Esa tarde parecía que el Rey de los judíos fracasaba definitivamente.

Pero no, Cristo inauguraba su reino en la frontera del más allá: El mismo había anunciado: «Cuando sea levantado en alto todo lo atraeré hacia mí».

En el más acá quedaban su doctrina, su vida de entrega, su lucha por la libertad del hombre. En el más allá, en su Reino, estarían la unidad, la comunión y la síntesis, la bondad de Dios y la capacidad de bien sembrada en cada hombre.

De este contraste, entre nuestro estilo y el de Dios, nace la diferencia entre cristianismo y cristiandad.

Cristiandad es una forma de fe impuesta y agresiva, que dicta criterios y puede destruir culturas. Cristianismo es un servicio, siempre humilde, de iluminación, que comprende el proceso de cada persona y respeta absolutamente su libertad.

No caigamos en la tentación de reconstruir, en favor nuestro, una cristiandad intransigente. No defendamos nuestros errores haciendo de ellos «palabra de Dios». No califiquemos de sacrílego a quien no está de acuerdo con nosotros.

No construyamos una Iglesia intocable, suspendida en el aire cómo el sepulcro de Mahoma, cuyos seguidores no conviven con la gente, por temor de contaminarse.

Vivamos nuestro cristianismo en comunidad de sencillez, de humanidad, de servicio, de realismo, de libertad. Así mostraremos al mundo la auténtica imagen de Cristo Rey.

Al fin y al cabo, ser cristianos es cuestión de buen gusto.

3. El valor de un recuerdo

«Uno de los malhechores crucificados insultaba a Jesús. Pero el otro decía: Acuérdate de mí cuanto estés en tu reino». San Lucas, cap. 23.

¿Por qué será que la mayoría de los poemas nos hablan del recuerdo? Es él una parte del alma donde guardamos huellas de los seres amados. Una pequeña región de nuestro ser, donde le hemos consagrado un altar al amigo, a cuya sombra nos protegemos de tantas soledades.

Para esta labor, amable y ardua a la vez de recordar, le hemos pedido ayuda a la materia. Levantamos obeliscos, fundimos el bronce, labramos la madera y el mármol. Grabamos un corazón y un nombre en la corteza de aquel árbol.

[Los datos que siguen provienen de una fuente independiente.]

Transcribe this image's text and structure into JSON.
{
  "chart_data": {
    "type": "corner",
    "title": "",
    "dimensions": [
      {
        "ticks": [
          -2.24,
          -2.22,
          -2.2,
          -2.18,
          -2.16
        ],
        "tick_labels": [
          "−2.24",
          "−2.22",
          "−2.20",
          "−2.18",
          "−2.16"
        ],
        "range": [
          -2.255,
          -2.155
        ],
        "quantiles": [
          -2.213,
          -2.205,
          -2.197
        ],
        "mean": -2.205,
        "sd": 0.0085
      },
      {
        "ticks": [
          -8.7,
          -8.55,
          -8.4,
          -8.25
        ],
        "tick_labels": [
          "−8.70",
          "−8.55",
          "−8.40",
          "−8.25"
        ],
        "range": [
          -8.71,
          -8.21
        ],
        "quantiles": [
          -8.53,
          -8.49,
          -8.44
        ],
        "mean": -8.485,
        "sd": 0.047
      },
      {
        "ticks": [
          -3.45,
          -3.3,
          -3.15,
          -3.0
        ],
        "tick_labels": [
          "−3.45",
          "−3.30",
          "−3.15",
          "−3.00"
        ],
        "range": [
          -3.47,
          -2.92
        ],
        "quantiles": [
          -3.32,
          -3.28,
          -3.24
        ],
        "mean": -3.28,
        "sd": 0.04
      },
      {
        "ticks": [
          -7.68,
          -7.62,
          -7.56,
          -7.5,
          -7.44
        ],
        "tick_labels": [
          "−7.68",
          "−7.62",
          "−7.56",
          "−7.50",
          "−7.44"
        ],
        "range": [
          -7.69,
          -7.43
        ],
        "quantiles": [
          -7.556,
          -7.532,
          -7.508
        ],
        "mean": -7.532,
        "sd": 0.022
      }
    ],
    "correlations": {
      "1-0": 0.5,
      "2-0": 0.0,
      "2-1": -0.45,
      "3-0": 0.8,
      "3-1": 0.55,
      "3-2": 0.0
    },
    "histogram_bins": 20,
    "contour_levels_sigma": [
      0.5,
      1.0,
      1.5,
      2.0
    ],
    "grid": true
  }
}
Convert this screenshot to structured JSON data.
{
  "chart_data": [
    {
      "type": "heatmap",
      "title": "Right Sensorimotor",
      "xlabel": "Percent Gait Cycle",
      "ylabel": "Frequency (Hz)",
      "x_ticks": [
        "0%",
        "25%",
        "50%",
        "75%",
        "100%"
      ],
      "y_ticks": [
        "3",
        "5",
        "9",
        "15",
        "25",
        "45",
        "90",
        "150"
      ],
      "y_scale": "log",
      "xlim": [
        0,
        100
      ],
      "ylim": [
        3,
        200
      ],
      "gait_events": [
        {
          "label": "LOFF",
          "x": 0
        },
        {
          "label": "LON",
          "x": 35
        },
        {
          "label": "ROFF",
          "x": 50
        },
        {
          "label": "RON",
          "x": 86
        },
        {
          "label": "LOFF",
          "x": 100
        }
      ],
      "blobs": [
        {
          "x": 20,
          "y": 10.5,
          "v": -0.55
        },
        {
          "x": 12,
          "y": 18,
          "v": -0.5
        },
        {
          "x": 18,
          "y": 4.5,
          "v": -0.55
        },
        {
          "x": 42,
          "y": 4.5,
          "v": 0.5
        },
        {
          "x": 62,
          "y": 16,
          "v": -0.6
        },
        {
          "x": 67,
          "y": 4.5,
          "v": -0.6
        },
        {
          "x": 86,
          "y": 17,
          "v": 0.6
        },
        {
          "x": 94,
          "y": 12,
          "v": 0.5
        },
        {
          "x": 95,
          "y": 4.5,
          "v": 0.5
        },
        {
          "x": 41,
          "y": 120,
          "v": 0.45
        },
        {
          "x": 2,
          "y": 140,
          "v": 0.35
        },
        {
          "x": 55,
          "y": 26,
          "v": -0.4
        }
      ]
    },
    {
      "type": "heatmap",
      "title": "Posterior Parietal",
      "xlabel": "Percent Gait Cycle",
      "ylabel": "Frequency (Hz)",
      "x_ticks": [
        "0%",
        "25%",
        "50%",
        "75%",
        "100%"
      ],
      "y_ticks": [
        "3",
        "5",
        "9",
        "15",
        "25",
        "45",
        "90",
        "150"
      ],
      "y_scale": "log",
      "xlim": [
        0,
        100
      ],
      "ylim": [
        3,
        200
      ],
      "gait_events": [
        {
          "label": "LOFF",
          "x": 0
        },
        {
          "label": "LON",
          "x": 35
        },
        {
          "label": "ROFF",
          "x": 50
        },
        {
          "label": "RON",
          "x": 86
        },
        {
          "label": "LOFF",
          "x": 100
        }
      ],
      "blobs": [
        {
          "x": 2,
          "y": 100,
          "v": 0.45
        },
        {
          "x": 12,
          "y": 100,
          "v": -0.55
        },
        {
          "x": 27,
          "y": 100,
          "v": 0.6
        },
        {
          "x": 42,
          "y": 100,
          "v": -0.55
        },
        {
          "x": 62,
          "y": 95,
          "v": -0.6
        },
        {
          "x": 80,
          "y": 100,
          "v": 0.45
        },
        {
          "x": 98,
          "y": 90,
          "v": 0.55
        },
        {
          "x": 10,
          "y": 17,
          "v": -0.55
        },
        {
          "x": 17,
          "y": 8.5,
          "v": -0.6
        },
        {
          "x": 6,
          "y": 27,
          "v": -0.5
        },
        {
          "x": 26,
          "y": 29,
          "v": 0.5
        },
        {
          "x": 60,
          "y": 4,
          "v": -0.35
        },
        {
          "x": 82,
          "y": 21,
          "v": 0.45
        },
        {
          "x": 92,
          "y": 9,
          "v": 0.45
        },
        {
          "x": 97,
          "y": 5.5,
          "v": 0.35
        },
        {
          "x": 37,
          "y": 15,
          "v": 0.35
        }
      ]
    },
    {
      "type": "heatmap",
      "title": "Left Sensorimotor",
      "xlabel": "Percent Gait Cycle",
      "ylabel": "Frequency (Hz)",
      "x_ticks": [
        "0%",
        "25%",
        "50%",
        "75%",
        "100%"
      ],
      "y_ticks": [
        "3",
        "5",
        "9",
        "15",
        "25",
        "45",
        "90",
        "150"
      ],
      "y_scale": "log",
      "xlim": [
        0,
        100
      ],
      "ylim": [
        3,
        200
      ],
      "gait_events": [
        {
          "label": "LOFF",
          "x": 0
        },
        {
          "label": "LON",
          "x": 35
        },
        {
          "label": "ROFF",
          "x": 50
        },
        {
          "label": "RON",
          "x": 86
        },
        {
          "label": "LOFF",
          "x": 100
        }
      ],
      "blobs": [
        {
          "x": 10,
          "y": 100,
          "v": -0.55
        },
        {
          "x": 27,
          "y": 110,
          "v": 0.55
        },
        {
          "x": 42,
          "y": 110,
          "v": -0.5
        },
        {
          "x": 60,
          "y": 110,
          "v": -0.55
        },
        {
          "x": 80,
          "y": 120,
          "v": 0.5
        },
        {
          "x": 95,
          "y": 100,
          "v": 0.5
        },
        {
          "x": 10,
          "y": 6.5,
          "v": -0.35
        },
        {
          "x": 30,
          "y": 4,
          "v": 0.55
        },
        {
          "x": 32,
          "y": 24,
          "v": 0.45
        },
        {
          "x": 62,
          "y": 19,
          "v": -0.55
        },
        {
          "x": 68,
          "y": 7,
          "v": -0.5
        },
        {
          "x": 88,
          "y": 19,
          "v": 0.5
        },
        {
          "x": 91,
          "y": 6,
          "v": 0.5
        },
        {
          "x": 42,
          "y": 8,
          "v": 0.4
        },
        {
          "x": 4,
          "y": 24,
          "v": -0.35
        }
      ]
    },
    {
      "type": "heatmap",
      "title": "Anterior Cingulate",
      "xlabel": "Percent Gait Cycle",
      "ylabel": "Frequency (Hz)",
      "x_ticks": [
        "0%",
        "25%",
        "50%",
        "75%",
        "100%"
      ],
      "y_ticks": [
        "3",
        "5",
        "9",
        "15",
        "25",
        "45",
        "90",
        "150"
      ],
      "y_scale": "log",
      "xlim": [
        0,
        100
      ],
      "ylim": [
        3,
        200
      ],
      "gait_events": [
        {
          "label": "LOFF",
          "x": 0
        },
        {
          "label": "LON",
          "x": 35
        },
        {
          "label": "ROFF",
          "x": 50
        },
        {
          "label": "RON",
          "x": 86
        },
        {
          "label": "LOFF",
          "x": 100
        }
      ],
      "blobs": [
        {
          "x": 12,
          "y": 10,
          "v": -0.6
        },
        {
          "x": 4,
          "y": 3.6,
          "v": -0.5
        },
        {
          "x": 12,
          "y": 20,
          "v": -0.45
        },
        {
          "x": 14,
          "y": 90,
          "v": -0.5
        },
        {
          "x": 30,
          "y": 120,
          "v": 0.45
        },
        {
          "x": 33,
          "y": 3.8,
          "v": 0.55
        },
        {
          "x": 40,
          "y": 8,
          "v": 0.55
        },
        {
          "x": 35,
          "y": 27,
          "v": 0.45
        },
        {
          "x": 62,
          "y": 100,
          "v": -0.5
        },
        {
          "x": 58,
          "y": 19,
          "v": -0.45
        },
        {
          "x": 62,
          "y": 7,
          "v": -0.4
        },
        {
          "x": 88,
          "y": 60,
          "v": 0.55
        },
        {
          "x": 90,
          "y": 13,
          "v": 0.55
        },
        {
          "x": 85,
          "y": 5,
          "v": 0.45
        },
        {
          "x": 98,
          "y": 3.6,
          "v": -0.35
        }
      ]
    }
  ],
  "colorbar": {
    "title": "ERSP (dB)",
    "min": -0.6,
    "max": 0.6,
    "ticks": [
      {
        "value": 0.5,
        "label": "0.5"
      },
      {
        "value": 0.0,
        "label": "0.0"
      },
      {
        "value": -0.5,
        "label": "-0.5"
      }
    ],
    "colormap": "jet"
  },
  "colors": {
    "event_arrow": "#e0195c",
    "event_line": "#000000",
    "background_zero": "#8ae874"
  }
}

Señala el evangelista que uno de los ladrones crucificados con Jesús conocía el valor del recuerdo. Quizás alguna vez volvió a encontrarse con la mujer que amaba y comprobó que el recuerdo le había fortalecido en las ausencias. ¿Pero este profeta nazareno que agonizaba a su lado, tendría capacidad de algún recuerdo más limpio, más fuerte, más lleno de esperanza? Al fin y al cabo el recuerdo nace del amor y contaban que el Nazareno amaba de una manera extraordinaria, aún a sus propios enemigos. ¿Qué pasaría si este vecino agonizante se acordara de él, cuando los dos marcharan por ese camino inexplorado de la muerte?

Entonces, desde su dolor y su agonía, le gritó al Maestro: Jesús, acuérdate de mí cuando estés en tu reino.

El Evangelio acostumbra narrar las cosas más altas, con sencillez extraordinaria. «Jesús le respondió: Hoy estarás conmigo en el paraíso».

Amado Nervo nos dice en su poema de la «Hermana Agua», que ella toma la forma de los vasos que la contienen. Así también la oración. Se reviste de muy variadas formas, según el corazón de los hombres. A veces fluye como suave alabanza. Otras veces es súplica, reclamo, grito, gemido, acción de gracias, petición repetida o incansable.

En otras ocasiones, es apenas la expresión de una duda que nos taladra, la queja que traduce nuestra angustia interior, o nuestro desconcierto. Pero a cada paso necesitamos decirle algo al Señor. Pedirle que se acuerde de nuestra pequeñez.

Necesitamos sobre el corazón de Dios un espacio, aunque sea muy pequeño, que nos pertenezca totalmente, que esté marcado con nuestro propio nombre.

Pero el Señor sabe hacer cambios admirables. Es su manera de negociar con nosotros. Un día en Caná, trocó el agua en vino. Cambió el corazón de un cobrador de impuestos por el de un apóstol evangelista. Otra vez, convirtió la petición de un recuerdo en un derecho para poseer de inmediato el paraíso.

Todos los días puede el Señor cambiar nuestra oración, pobre y quebrantada, en gracia y en paz perdurables. El secreto es que El nos ama y nunca se olvidará de nosotros. Nos lo dijo por boca de Isaías: «¿Acaso olvida una mujer a su niño de pecho? Pues aunque ella lo olvide, yo nunca me olvidaré de mi pueblo. Porque lo tengo tatuado aquí en mis manos».